Proficiency has emerged through research, trial-and-error and hours of toil. During the height of the pandemic, when work was scarce, they’d spend around six hours a day on the garden. “It was insane,” Cura said, “But I got into it so much that I couldn’t stop.”
When they began, the dirt was hard and gray. Now it’s black and powdery. At one point Cura and Stewart decided they wanted worms. So they picked up red wigglers from a kid-owned business in Studio City and set them loose. On a recent visit to the garden, they excitedly talked over each other as they explained the benefits of the worms — the way they create holes in the soil and fertilize it with their poop. “I’m just a dirt person,” Stewart said.
Periodically, they lighted up cigarettes as they explained the sometimes wacky provenance of various plants.
An elderly neighbor who owned a nearby apartment complex donated the Cook pine, which they said was near death due to neglect. Though they have no concrete proof, they firmly believe a man stole a rubber tree and then planted another tree — identified as a tropical fruiting variety called mertajam by an app — to make amends. An avocado pit thrown into the garden is now sprouting in a glass jar on a neighbor’s stoop. Cura and Stewart hold a particular affection for an Italian stone pine, a symbol of Rome, that was rescued from the trash.

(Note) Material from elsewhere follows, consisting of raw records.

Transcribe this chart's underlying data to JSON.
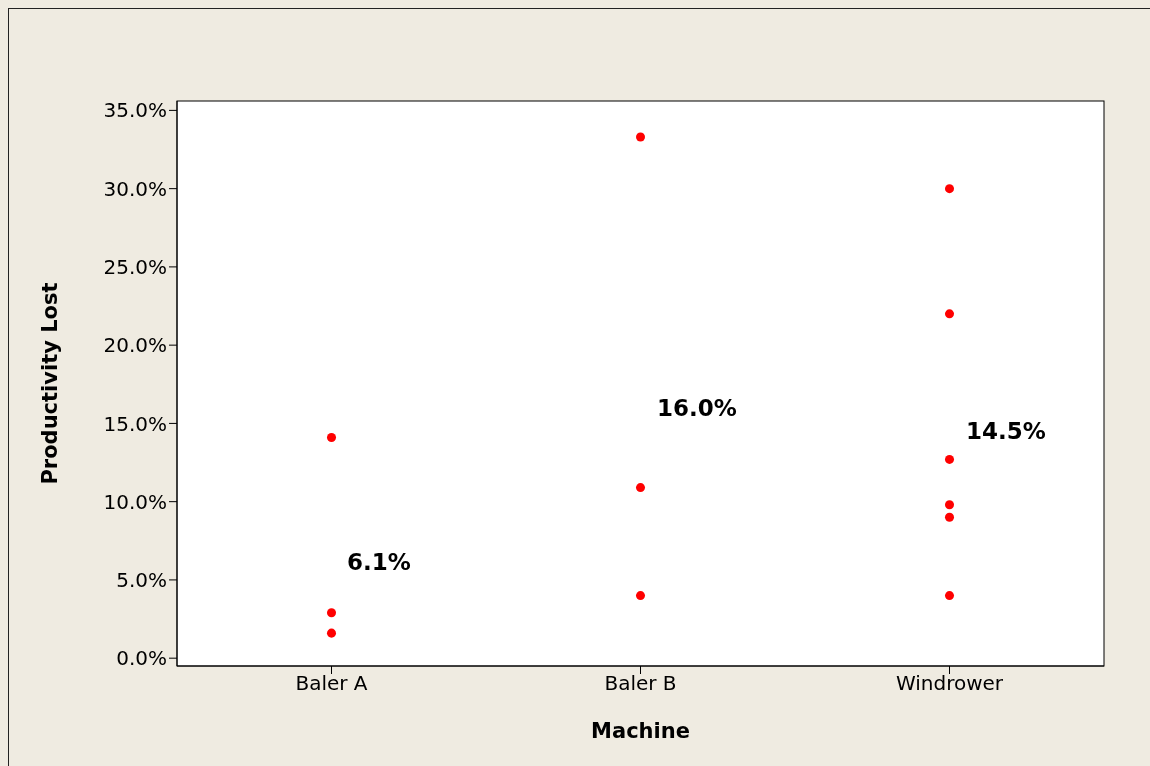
{
  "chart_data": {
    "type": "scatter",
    "xlabel": "Machine",
    "ylabel": "Productivity Lost",
    "categories": [
      "Baler A",
      "Baler B",
      "Windrower"
    ],
    "series": [
      {
        "color": "#ff0000",
        "x": [
          "Baler A",
          "Baler A",
          "Baler A",
          "Baler B",
          "Baler B",
          "Baler B",
          "Windrower",
          "Windrower",
          "Windrower",
          "Windrower",
          "Windrower",
          "Windrower"
        ],
        "values": [
          14.1,
          2.9,
          1.6,
          33.3,
          10.9,
          4.0,
          30.0,
          22.0,
          12.7,
          9.8,
          9.0,
          4.0
        ]
      }
    ],
    "annotations": [
      "6.1%",
      "16.0%",
      "14.5%"
    ],
    "ylim": [
      -0.5,
      35.6
    ],
    "yticks": [
      {
        "value": 0,
        "label": "0.0%"
      },
      {
        "value": 5,
        "label": "5.0%"
      },
      {
        "value": 10,
        "label": "10.0%"
      },
      {
        "value": 15,
        "label": "15.0%"
      },
      {
        "value": 20,
        "label": "20.0%"
      },
      {
        "value": 25,
        "label": "25.0%"
      },
      {
        "value": 30,
        "label": "30.0%"
      },
      {
        "value": 35,
        "label": "35.0%"
      }
    ],
    "grid": false,
    "legend": false,
    "marker": "circle"
  }
}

The role of accidental steward of the community greenspace comes with its share of challenges and responsibilities.
Plant theft and destruction is rampant. Trash still appears. The land requires tending, and they wish the area was better lighted. The duo estimates they’ve spent about $1,500, including purchasing tools and worms. They’ve invested untold hours of labor into maintaining a space they don’t and can’t own.

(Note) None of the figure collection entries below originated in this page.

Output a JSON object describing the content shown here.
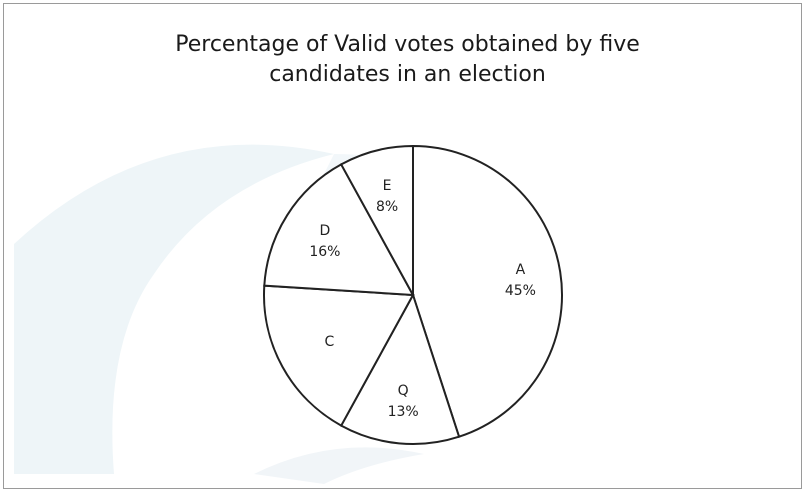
{
  "chart_data": {
    "type": "pie",
    "title_lines": [
      "Percentage of Valid votes obtained by five",
      "candidates in an election"
    ],
    "slices": [
      {
        "label": "A",
        "value": 45,
        "value_label": "45%"
      },
      {
        "label": "Q",
        "value": 13,
        "value_label": "13%"
      },
      {
        "label": "C",
        "value": 18,
        "value_label": ""
      },
      {
        "label": "D",
        "value": 16,
        "value_label": "16%"
      },
      {
        "label": "E",
        "value": 8,
        "value_label": "8%"
      }
    ],
    "start": "12 o'clock",
    "direction": "clockwise",
    "colors": {
      "fill": "#ffffff",
      "stroke": "#222222"
    },
    "legend": "none"
  }
}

Yet they delight in the joy it brings people, the daily “thank yous” from strangers and friends. They’ve noticed heightened respect for the area evinced by a decrease in dumping. And it seems that, almost in spite of themselves, they continue to find new projects. About two months ago, they refreshed half a parkway across the street. Dry grass was replaced with red and yellow sunflowers and cacti. A white butterfly recently flitted among the blooms, and a woman stopped to snap photos.
The project has put the guerrilla gardeners in a bittersweet bind.

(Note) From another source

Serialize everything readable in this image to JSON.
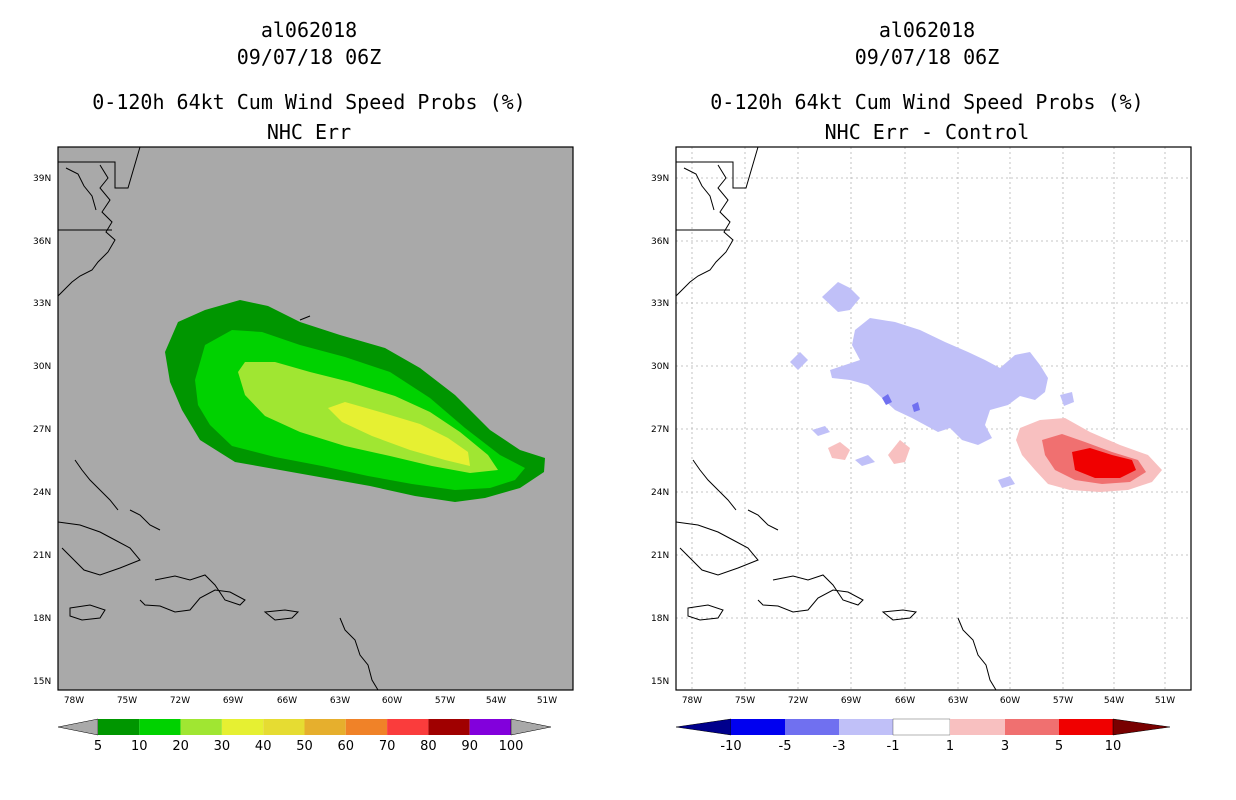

“I’m not planning on leaving, but if I have a random thought about possibly going somewhere else, this comes up in my mind,” Cura said earlier this summer. “I know that I shouldn’t be that attached because, you know, it’s not my garden, and it shouldn’t keep you from doing other things. But certainly there was an attachment to it because we’ve seen these plants grow, and most of them were from little cuts, tiny little things, that developed into huge plants.”
The palm tree stump that spurred Cura to action remains. Instead of trash, it’s filled with an assortment of plants.